Morning, Thursday, 30th April 2020
THIS EVENT IS CPD CERTIFIED
This seminar will be an opportunity to assess the conclusions of the Senior Cycle Review by the National Council for Curriculum and Assessment (NCCA).
It follows the publication of interim findings, and comes with the The Collaborative Review of Senior Cycle Education: report for consultation due to be published shortly before the seminar.
Delegates will discuss what has been learnt from the Review as a whole and the steps that should be next taken as the curriculum is shaped.
Attendees will also consider the possible lessons that might be learnt from the delivery of Junior Cycle curriculum reform so far.
It comes with calls for a review of the reforms made as a part of the Junior Cycle framework before the development and progression of Senior Cycle reforms.
Sessions will look at the buy-in for the ongoing reforms from key stakeholders - such as teachers in the area of assessment - as well as the concerns from some surrounding the level of knowledge students are obtaining from the new curricula at Junior Cycle, and the potential effect on ensuring a smooth progression to secondary level.

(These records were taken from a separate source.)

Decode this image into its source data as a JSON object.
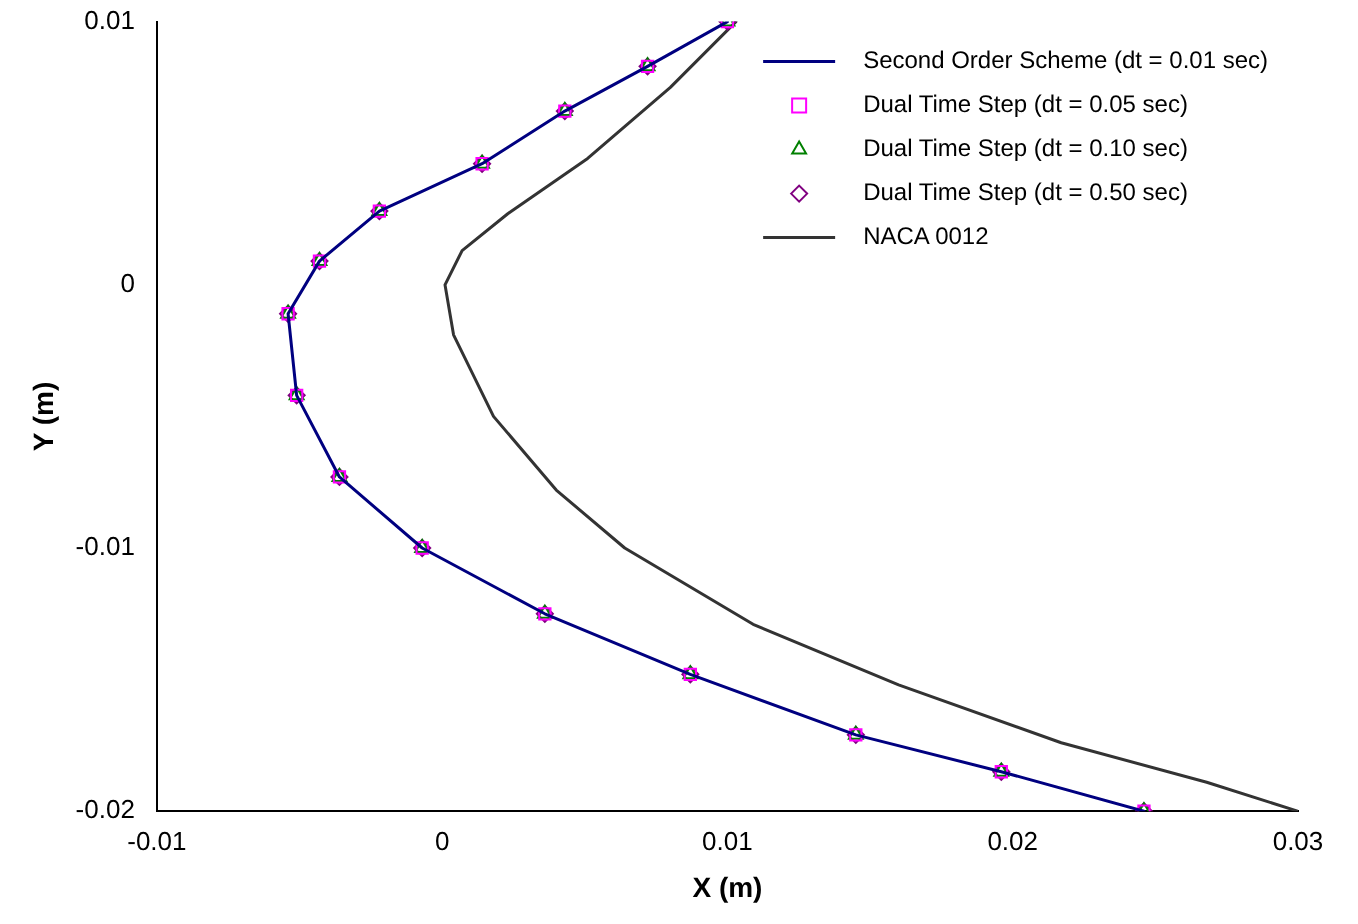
{
  "chart_data": {
    "type": "line",
    "xlabel": "X (m)",
    "ylabel": "Y (m)",
    "xlim": [
      -0.01,
      0.03
    ],
    "ylim": [
      -0.02,
      0.01
    ],
    "xticks": [
      -0.01,
      0,
      0.01,
      0.02,
      0.03
    ],
    "yticks": [
      -0.02,
      -0.01,
      0,
      0.01
    ],
    "grid": false,
    "legend": "top right",
    "series": [
      {
        "name": "Second Order Scheme (dt = 0.01 sec)",
        "color": "#000080",
        "marker": "none",
        "x": [
          0.01,
          0.0072,
          0.0043,
          0.0014,
          -0.0022,
          -0.0043,
          -0.0054,
          -0.0051,
          -0.0036,
          -0.0007,
          0.0036,
          0.0087,
          0.0145,
          0.0196,
          0.0246
        ],
        "values": [
          0.01,
          0.0083,
          0.0066,
          0.0046,
          0.0028,
          0.0009,
          -0.0011,
          -0.0042,
          -0.0073,
          -0.01,
          -0.0125,
          -0.0148,
          -0.0171,
          -0.0185,
          -0.02
        ]
      },
      {
        "name": "Dual Time Step (dt = 0.05 sec)",
        "type": "scatter",
        "color": "#ff00ff",
        "marker": "square",
        "x": [
          0.01,
          0.0072,
          0.0043,
          0.0014,
          -0.0022,
          -0.0043,
          -0.0054,
          -0.0051,
          -0.0036,
          -0.0007,
          0.0036,
          0.0087,
          0.0145,
          0.0196,
          0.0246
        ],
        "values": [
          0.01,
          0.0083,
          0.0066,
          0.0046,
          0.0028,
          0.0009,
          -0.0011,
          -0.0042,
          -0.0073,
          -0.01,
          -0.0125,
          -0.0148,
          -0.0171,
          -0.0185,
          -0.02
        ]
      },
      {
        "name": "Dual Time Step (dt = 0.10 sec)",
        "type": "scatter",
        "color": "#008000",
        "marker": "triangle",
        "x": [
          0.01,
          0.0072,
          0.0043,
          0.0014,
          -0.0022,
          -0.0043,
          -0.0054,
          -0.0051,
          -0.0036,
          -0.0007,
          0.0036,
          0.0087,
          0.0145,
          0.0196,
          0.0246
        ],
        "values": [
          0.01,
          0.0083,
          0.0066,
          0.0046,
          0.0028,
          0.0009,
          -0.0011,
          -0.0042,
          -0.0073,
          -0.01,
          -0.0125,
          -0.0148,
          -0.0171,
          -0.0185,
          -0.02
        ]
      },
      {
        "name": "Dual Time Step (dt = 0.50 sec)",
        "type": "scatter",
        "color": "#800080",
        "marker": "diamond",
        "x": [
          0.01,
          0.0072,
          0.0043,
          0.0014,
          -0.0022,
          -0.0043,
          -0.0054,
          -0.0051,
          -0.0036,
          -0.0007,
          0.0036,
          0.0087,
          0.0145,
          0.0196,
          0.0246
        ],
        "values": [
          0.01,
          0.0083,
          0.0066,
          0.0046,
          0.0028,
          0.0009,
          -0.0011,
          -0.0042,
          -0.0073,
          -0.01,
          -0.0125,
          -0.0148,
          -0.0171,
          -0.0185,
          -0.02
        ]
      },
      {
        "name": "NACA 0012",
        "color": "#333333",
        "marker": "none",
        "x": [
          0.0103,
          0.008,
          0.0051,
          0.0023,
          0.0007,
          0.0001,
          0.0004,
          0.0018,
          0.004,
          0.0064,
          0.0109,
          0.016,
          0.0217,
          0.0268,
          0.03
        ],
        "values": [
          0.01,
          0.0075,
          0.0048,
          0.0027,
          0.0013,
          0,
          -0.0019,
          -0.005,
          -0.0078,
          -0.01,
          -0.0129,
          -0.0152,
          -0.0174,
          -0.0189,
          -0.02
        ]
      }
    ]
  }
}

Overall, the agenda focuses on the development of curricula in the Senior Cycle.
We expect discussion on how to ensure that the new curriculum is:
- sufficiently flexible to allow students to learn at their own pace;
- includes increased focus on student wellbeing; and
- potentially includes current elements of the transition year, such as work experience and life skills.
Delegates will also discuss how the new curriculum can provide effective pathways for transition to non-academic routes such as apprenticeships, training, and employment amidst concerns that the current curriculum does not offer suitable options.
There will be a further focus on whether the new curriculum meets the skills needs of universities and employers, amidst calls from some employers for a greater focus on STEM.
Delegates will also discuss assessment reforms, their implementation, and how they can ensure fair, practical, and reliable assessment for the stakeholders involved.
It comes with calls in the NCCA’s interim review for the introduction of continuous assessment to relieve pressure on students whilst continuing to be externally examined - avoiding teachers having to mark the work of their own pupils.
It also follows concerns from some that the current leaving certificate examination can have a negative effect on students’ mental health and encourages rote learning.